V for Victory Lissa Evans

Doubleday, pp.304, 14.99

Lissa Evans has been single-handedly rescuing the Hampstead novel from its reputation of being preoccupied by pretension and middle-class morality. Her original black comedy (Crooked Heart) concerned Vee, a middle-aged suburban scammer, and the prodigiously bright but orphaned Noel, who join forces in north London’s urban village during the second world war. Evans then went back in time to tell the story of Noel’s Suffragist godmother Mattie founding a disastrous girls’ club on Hampstead Heath during the 1930s (Old Baggage). In V for Victory, the story moves forward again.

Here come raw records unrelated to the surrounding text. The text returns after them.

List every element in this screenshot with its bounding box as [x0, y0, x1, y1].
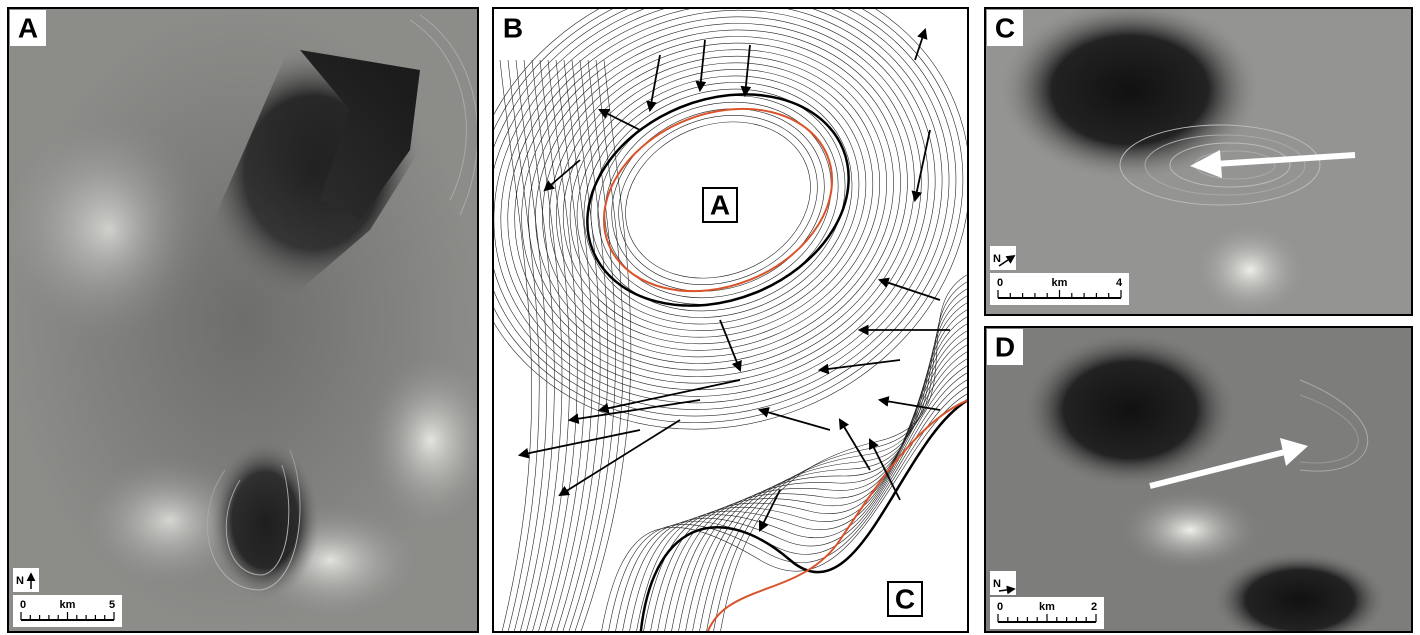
map-label: C: [895, 583, 915, 614]
panel-label: B: [503, 12, 523, 43]
scale-start: 0: [20, 599, 26, 611]
scale-start: 0: [997, 601, 1003, 613]
panel-label: C: [995, 12, 1015, 43]
panel-c-image: [985, 0, 1412, 320]
panel-a-image: [0, 8, 500, 632]
map-label: A: [710, 189, 730, 220]
scale-end: 2: [1091, 601, 1097, 613]
scale-end: 4: [1116, 277, 1123, 289]
scale-unit: km: [1052, 277, 1068, 289]
panel-d-image: [985, 327, 1412, 635]
north-label: N: [993, 578, 1001, 590]
scale-unit: km: [60, 599, 76, 611]
scale-start: 0: [997, 277, 1003, 289]
figure: A B C D A C N 0 km 5 N 0 km 4 N 0 km 2: [0, 0, 1420, 635]
scale-unit: km: [1039, 601, 1055, 613]
north-label: N: [16, 575, 24, 587]
north-label: N: [993, 253, 1001, 265]
scale-end: 5: [109, 599, 115, 611]
panel-label: D: [995, 331, 1015, 362]
panel-label: A: [18, 12, 38, 43]
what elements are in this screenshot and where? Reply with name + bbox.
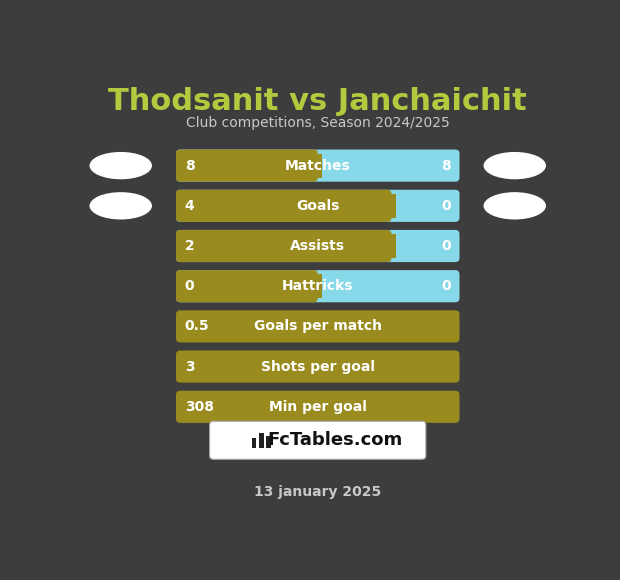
Bar [378, 234, 396, 258]
Text: 3: 3 [185, 360, 194, 374]
Text: 8: 8 [185, 158, 195, 173]
Text: Goals per match: Goals per match [254, 320, 382, 334]
Text: 0: 0 [441, 239, 451, 253]
FancyBboxPatch shape [176, 270, 459, 302]
Text: FcTables.com: FcTables.com [267, 432, 402, 450]
FancyBboxPatch shape [176, 230, 459, 262]
Text: Matches: Matches [285, 158, 351, 173]
Text: 308: 308 [185, 400, 214, 414]
FancyBboxPatch shape [176, 310, 459, 342]
Text: 0: 0 [185, 279, 194, 293]
Text: Shots per goal: Shots per goal [261, 360, 374, 374]
Bar [266, 436, 271, 448]
Text: Goals: Goals [296, 199, 339, 213]
FancyBboxPatch shape [176, 391, 459, 423]
Text: 8: 8 [441, 158, 451, 173]
FancyBboxPatch shape [176, 190, 459, 222]
Text: 4: 4 [185, 199, 195, 213]
FancyBboxPatch shape [176, 230, 391, 262]
FancyBboxPatch shape [176, 270, 317, 302]
Text: Thodsanit vs Janchaichit: Thodsanit vs Janchaichit [108, 88, 527, 117]
Text: Assists: Assists [290, 239, 345, 253]
FancyBboxPatch shape [176, 150, 317, 182]
FancyBboxPatch shape [210, 421, 426, 459]
Ellipse shape [484, 152, 546, 179]
Text: 0: 0 [441, 279, 451, 293]
Ellipse shape [89, 192, 152, 219]
Bar [252, 438, 257, 448]
Bar [305, 274, 322, 298]
FancyBboxPatch shape [176, 190, 391, 222]
Text: Min per goal: Min per goal [269, 400, 366, 414]
FancyBboxPatch shape [176, 150, 459, 182]
Text: 0.5: 0.5 [185, 320, 210, 334]
Text: 0: 0 [441, 199, 451, 213]
Bar [305, 154, 322, 177]
Text: 2: 2 [185, 239, 195, 253]
FancyBboxPatch shape [176, 350, 459, 383]
Text: Club competitions, Season 2024/2025: Club competitions, Season 2024/2025 [186, 117, 450, 130]
Text: 13 january 2025: 13 january 2025 [254, 485, 381, 499]
Bar [259, 433, 264, 448]
Ellipse shape [484, 192, 546, 219]
Text: Hattricks: Hattricks [282, 279, 353, 293]
Bar [378, 194, 396, 218]
Ellipse shape [89, 152, 152, 179]
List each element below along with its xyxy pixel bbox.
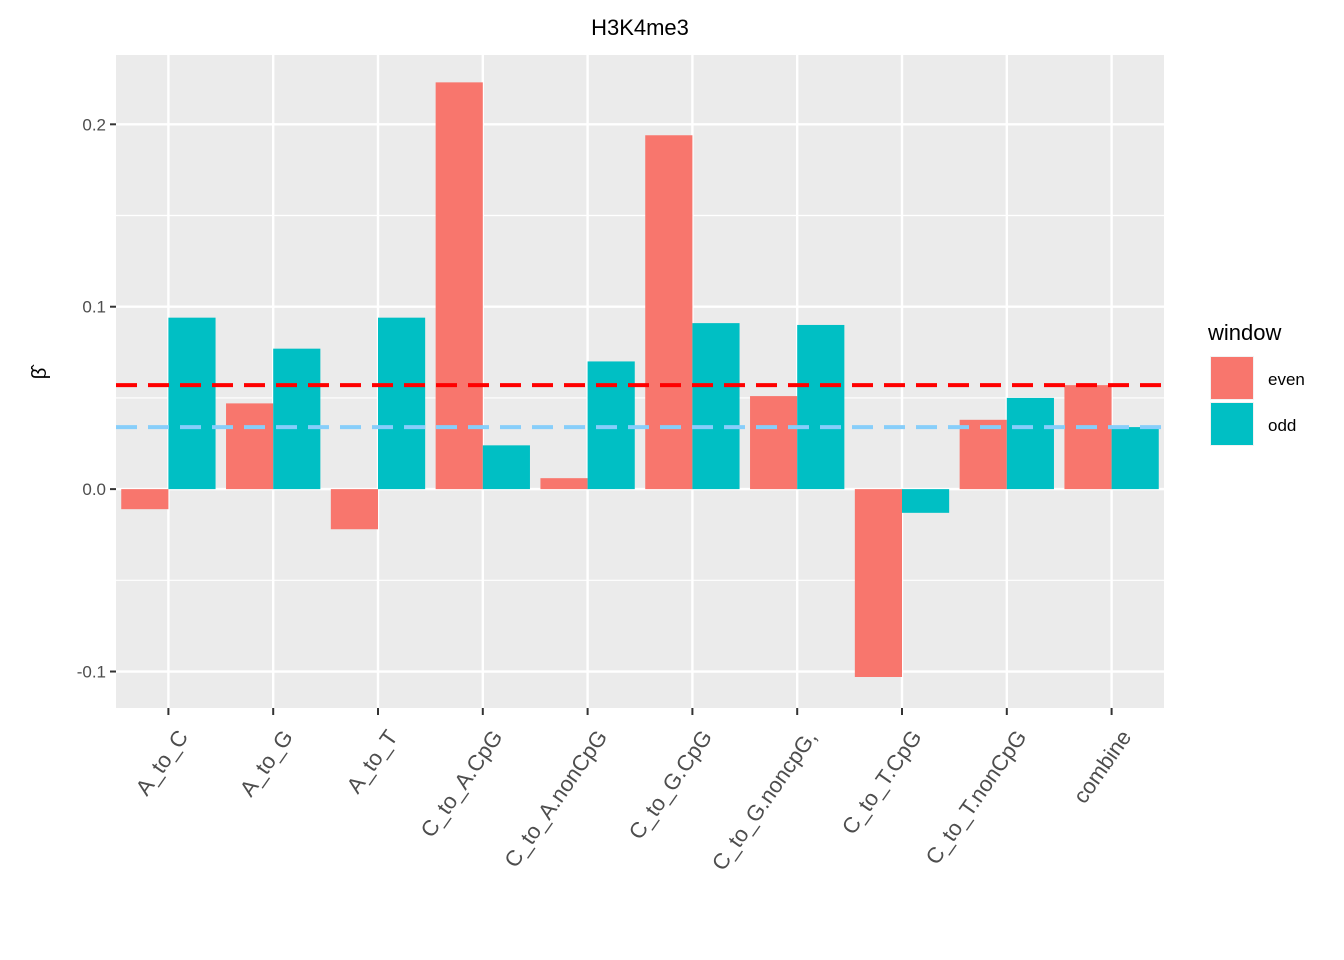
x-tick-label: C_to_G.noncpG, — [707, 725, 822, 875]
legend-label-even: even — [1268, 370, 1305, 389]
x-tick-label: C_to_G.CpG — [624, 725, 717, 844]
bar-even — [121, 489, 169, 510]
legend-swatch-even — [1211, 357, 1253, 399]
y-tick-label: 0.2 — [82, 115, 106, 134]
legend-title: window — [1207, 320, 1281, 345]
bar-even — [435, 82, 483, 490]
bar-even — [854, 489, 902, 677]
bar-odd — [273, 348, 321, 490]
y-axis: -0.1 0.0 0.1 0.2 — [77, 115, 116, 682]
reference-lines — [116, 383, 1164, 430]
bar-even — [750, 396, 798, 490]
y-tick-label: 0.1 — [82, 298, 106, 317]
y-tick-label: -0.1 — [77, 663, 106, 682]
x-tick-label: A_to_C — [131, 725, 194, 800]
bar-odd — [797, 324, 845, 490]
x-tick-label: C_to_A.nonCpG — [499, 725, 612, 872]
bar-even — [226, 403, 274, 490]
bar-odd — [902, 489, 950, 513]
x-tick-label: A_to_T — [342, 725, 403, 797]
bar-odd — [378, 317, 426, 490]
bars — [121, 82, 1159, 677]
legend: window even odd — [1207, 320, 1305, 446]
legend-swatch-odd — [1211, 403, 1253, 445]
x-tick-label: C_to_T.CpG — [837, 725, 927, 839]
chart-title: H3K4me3 — [591, 15, 689, 40]
x-axis: A_to_C A_to_G A_to_T C_to_A.CpGC_to_A.nonCp… — [131, 708, 1136, 875]
x-tick-label: C_to_T.nonCpG — [921, 725, 1032, 869]
y-axis-label: β̂ — [29, 364, 51, 380]
bar-even — [959, 419, 1007, 490]
x-tick-label: A_to_G — [235, 725, 298, 800]
bar-odd — [168, 317, 216, 490]
legend-label-odd: odd — [1268, 416, 1296, 435]
bar-odd — [692, 323, 740, 490]
bar-odd — [1006, 397, 1054, 490]
bar-odd — [1111, 427, 1159, 490]
bar-even — [1064, 385, 1112, 490]
bar-even — [540, 478, 588, 490]
y-tick-label: 0.0 — [82, 480, 106, 499]
bar-odd — [482, 445, 530, 490]
x-tick-label: combine — [1068, 725, 1136, 807]
bar-even — [645, 135, 693, 490]
bar-even — [330, 489, 378, 530]
x-tick-label: C_to_A.CpG — [415, 725, 507, 842]
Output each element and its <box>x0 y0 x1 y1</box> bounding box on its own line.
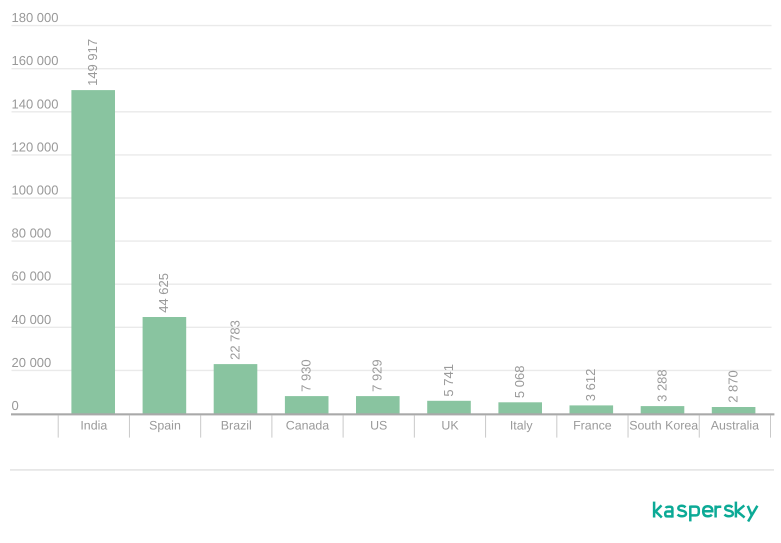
svg-text:Italy: Italy <box>510 419 534 433</box>
svg-text:Canada: Canada <box>286 419 330 433</box>
svg-text:149 917: 149 917 <box>85 39 100 86</box>
svg-text:France: France <box>573 419 612 433</box>
svg-text:3 288: 3 288 <box>654 369 669 402</box>
svg-text:3 612: 3 612 <box>583 369 598 402</box>
svg-text:40 000: 40 000 <box>12 312 52 327</box>
svg-text:160 000: 160 000 <box>12 53 59 68</box>
svg-text:7 930: 7 930 <box>299 359 314 392</box>
svg-text:120 000: 120 000 <box>12 139 59 154</box>
svg-text:7 929: 7 929 <box>370 359 385 392</box>
svg-text:60 000: 60 000 <box>12 269 52 284</box>
svg-text:20 000: 20 000 <box>12 355 52 370</box>
svg-text:100 000: 100 000 <box>12 183 59 198</box>
svg-text:140 000: 140 000 <box>12 96 59 111</box>
svg-text:80 000: 80 000 <box>12 226 52 241</box>
svg-text:44 625: 44 625 <box>156 273 171 313</box>
svg-text:Spain: Spain <box>149 419 181 433</box>
svg-text:Australia: Australia <box>711 419 759 433</box>
svg-text:5 068: 5 068 <box>512 366 527 399</box>
svg-text:UK: UK <box>441 419 459 433</box>
svg-text:US: US <box>370 419 387 433</box>
svg-text:South Korea: South Korea <box>629 419 698 433</box>
svg-text:2 870: 2 870 <box>725 370 740 403</box>
svg-text:Brazil: Brazil <box>221 419 252 433</box>
svg-text:0: 0 <box>12 398 19 413</box>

It’s 1944, and Hitler’s rockets are falling all over Britain. Mattie is dead. Vee is pretending to be Noel’s aunt and running an eccentric boarding-house in Mattie’s Hampstead home (left to Noel). One of Mattie’s former pupils, Winnie, is now an air raid warden, pulling civilians from bombed-out buildings. Winnie’s rich, pretty twin Avril has just penned a lubricious but well-received novel of a kind that sounds ominously familiar. Noel, the eternal outsider, is being home-schooled by lodgers, and life has achieved a perilous peace. Then Vee witnesses a road accident and finds herself in court. Her life of lies with Noel is suddenly endangered.

As before, the plot is relatively slight. What keeps you reading is what made Evans a successful scriptwriter for the film (from her novel) Their Finest: her remarkably vivid recreation of British life during the war, and her characters. From Vee and Noel to the most incidental civilians, these are given a pathos and vitality that made me laugh aloud. Vee’s dishonesty is not the kind that makes you root for Highsmith’s Ripley. It is impulsive, sympathetic and brave, as a means of saving both an awkward child and her own self-respect during a time of chaos, crime and mortal peril.

There is a predictable escape from a bomb, quiet heroism and bad behaviour. Her characters, almost all marginalised, bristle with intelligence, and too much of this can be annoying. Noel is not just a walking encyclopaedia teaching himself geography and history, and a first-rate cook, he even speaks Polish. Nevertheless, he engages, though not quite as much as the bullied local journalist Jepson or Winnie do. When our hero finally discovers who both his parents are, it leaves the reader happy at the end of a delightful novel but wondering how long he and Vee will have to enjoy the ordinary life before it is populated by the likes of Avril.